Sins & Needles (The Artists Trilogy #1)

He seemed satisfied with that. We lay in each other’s arms, staring out the window, at the birds that flew from tree to tree, bustling with the nature of things.

After a while he got up to take a shower. I joined him, making sure to keep my leg as clean as possible. The tattoo looked really good. The scabs were starting to crust over which is never fun, but even with that the image was stunning. I actually couldn’t wait to wear shorts for the first time in my life.
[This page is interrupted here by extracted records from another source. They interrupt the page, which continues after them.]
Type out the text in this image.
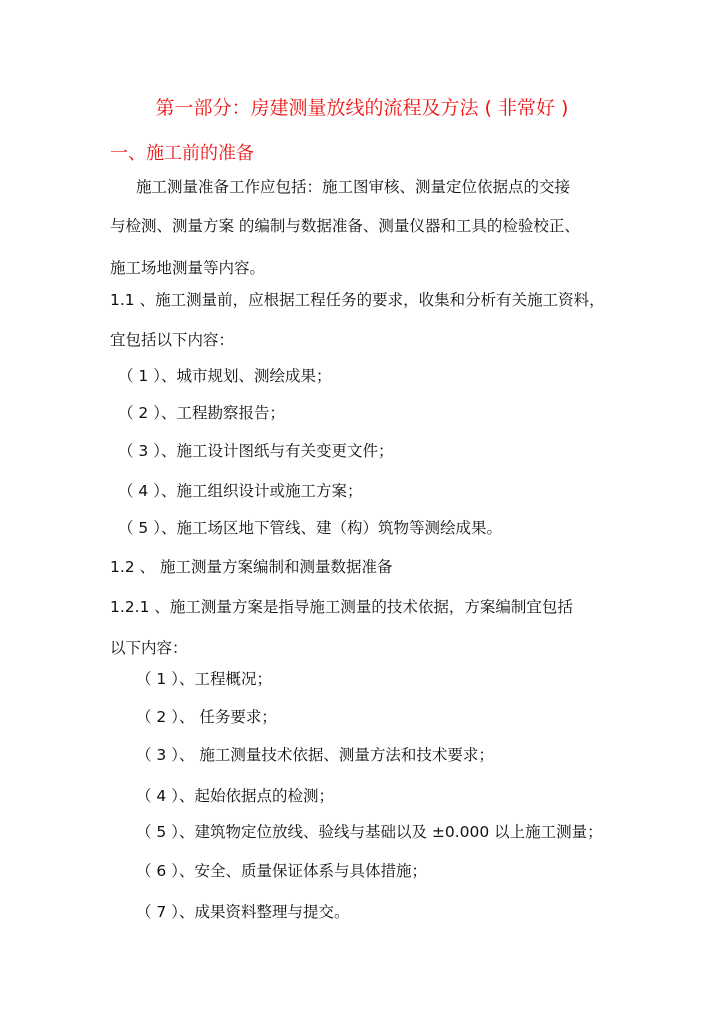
第一部分：房建测量放线的流程及方法 ( 非常好 )
一、施工前的准备

施工测量准备工作应包括：施工图审核、测量定位依据点的交接

与检测、测量方案 的编制与数据准备、测量仪器和工具的检验校正、

施工场地测量等内容。

1.1 、施工测量前，应根据工程任务的要求，收集和分析有关施工资料，

宜包括以下内容：

（ 1 ）、城市规划、测绘成果；

（ 2 ）、工程勘察报告；

（ 3 ）、施工设计图纸与有关变更文件；

（ 4 ）、施工组织设计或施工方案；

（ 5 ）、施工场区地下管线、建（构）筑物等测绘成果。

1.2 、 施工测量方案编制和测量数据准备

1.2.1 、施工测量方案是指导施工测量的技术依据，方案编制宜包括

以下内容：

（ 1 ）、工程概况；

（ 2 ）、 任务要求；

（ 3 ）、 施工测量技术依据、测量方法和技术要求；

（ 4 ）、起始依据点的检测；

（ 5 ）、建筑物定位放线、验线与基础以及 ±0.000 以上施工测量；

（ 6 ）、安全、质量保证体系与具体措施；

（ 7 ）、成果资料整理与提交。
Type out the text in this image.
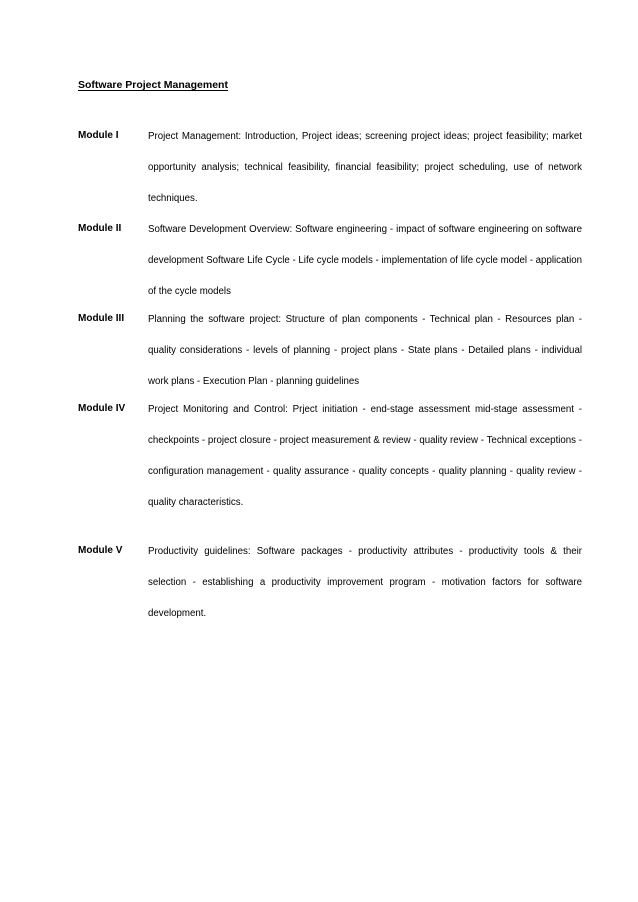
Software Project Management
Module I	Project Management: Introduction, Project ideas; screening project ideas; project feasibility; market opportunity analysis; technical feasibility, financial feasibility; project scheduling, use of network techniques.
Module II	Software Development Overview: Software engineering - impact of software engineering on software development Software Life Cycle - Life cycle models - implementation of life cycle model - application of the cycle models
Module III Planning the software project: Structure of plan components - Technical plan - Resources plan - quality considerations - levels of planning - project plans - State plans - Detailed plans - individual work plans - Execution Plan - planning guidelines
Module IV Project Monitoring and Control: Prject initiation - end-stage assessment mid-stage assessment - checkpoints - project closure - project measurement & review - quality review - Technical exceptions - configuration management - quality assurance - quality concepts - quality planning - quality review - quality characteristics.
Module V	Productivity guidelines: Software packages - productivity attributes - productivity tools & their selection - establishing a productivity improvement program - motivation factors for software development.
We got dressed, taking our time. There was no hurry now. We needed to come up with a plan, I needed to talk to Gus, we needed to start living again. But there, in that cabin, there was no hurry. It was a hamlet for love and for grief. I let both of those emotions cloak me like layers of silk. I let them slide over me, through my fingers, to the earth, working my way through them. There was no escape from the hurt, but Camden’s love made handling it easier.

We were sitting outside on the Adirondack chairs on the porch, bundled in warm sweaters and drinking spiked apple cider, when my phone rang.

My heart made itself known with a single boom. The last time I’d answered the phone…

I exchanged a worried glance with Camden and quickly got up and went inside. I snatched my ringing, flashing phone off the table.

The call was coming from Uncle Jim. Or at least it was coming from his phone. Not many people would probably have access to it.

I answered it. “Hello.”

It was time to stop running.

“Hello, angel,” came the smooth voice of Javier over the line.

Camden came in the room, shutting the door behind him. I swallowed hard, my eyes on him as I said, “Hello, Javier.”

He chuckled warmly. “So formal with me. You’d think after the other night, we’d be a bit more relaxed. Old friends, you see. That’s what we are.”

“You’re not my friend,” I said simply. “You’re a sick fucking son of a bitch with way too much time on his hands. Don’t you have any drugs to sell or fingers to cut off?”

“Oh, nasty, nasty Eden. Sorry! I mean Ellie. Can I still call you angel? It would make things easier.”

“You call me that one more time and I’m hanging up.”

“You won’t hang up on me,” he said quickly. “I have something here of interest to you. To both of you. Angel.”

That did it. I was about to hang up when I heard a muffled cry in the background. The cry of a child. I felt like a chunk of ice got lodged in my throat and was slowly filling up my chest.

“What is that?” I cried out pitifully. Camden took a step closer and I put my hand out to stop him. I needed to keep him away from this, I needed to be sure. “Javier?”

“Sorry, angel. I was just adjusting something here. You know you really hurt me with that whole cutting off fingers remark. I would never do that to a child.”

Oh no. Oh fucking no. Say it wasn’t true.

“You wouldn’t…” I threatened, feeling so fucking helpless.

“I just said I wouldn’t. But his mother on the other hand? I have no problems with that. Hey, do you mind putting Camden on the phone for a minute? I have something I’d like to tell him.”

I took in a deep breath through my nose, trying to figure out a way to spare Camden from this pain.

“Now, my bella,” he commanded. “Before I grow impatient. I’ve had a rough few days and I really don’t want to take it out on someone. Especially when a little boy is watching. What’s his name again? Ben? Is it Ben? Why don’t you put Camden on so I can ask him.”

I couldn’t look at Camden. I couldn’t prepare him for it. I silently held the phone out for him and huddled down in the chair after he took it.

“Javier,” Camden greeted tersely. “What do you want?”

I didn’t have to listen to know what was being said. I could tell in the heaviness that rolled into the room like an incoming fog. I could feel Camden’s heart come through as he gasped in horror.

“If you fucking dare lay a finger on them…” Camden began, then trailed off. He was choking on his anger, his body tense and ready to strike at something we couldn’t get at. We were in the cage now and Javier was poking a stick through the bars.

“You’re disgusting,” he muttered in response to whatever Javier was saying. “I won’t play your games.”

Suddenly the phone was thrust in front of my face. “It’s for you,” he said to me, his eyes cold.

I took the phone. “Yes?”

“Angel,” Javier began, “your new boyfriend needs to learn a lesson or two in compromise. I suppose you’re not the best teacher though, are you? We could have compromised, you and I. We could have come to an understanding back then. You didn’t have to leave me.”

“What do you want?” I asked, ignoring him. Camden was pacing back and forth across the room, totally enveloped by this madness.

“I want to make a deal. And I think you’re smart enough to take it.”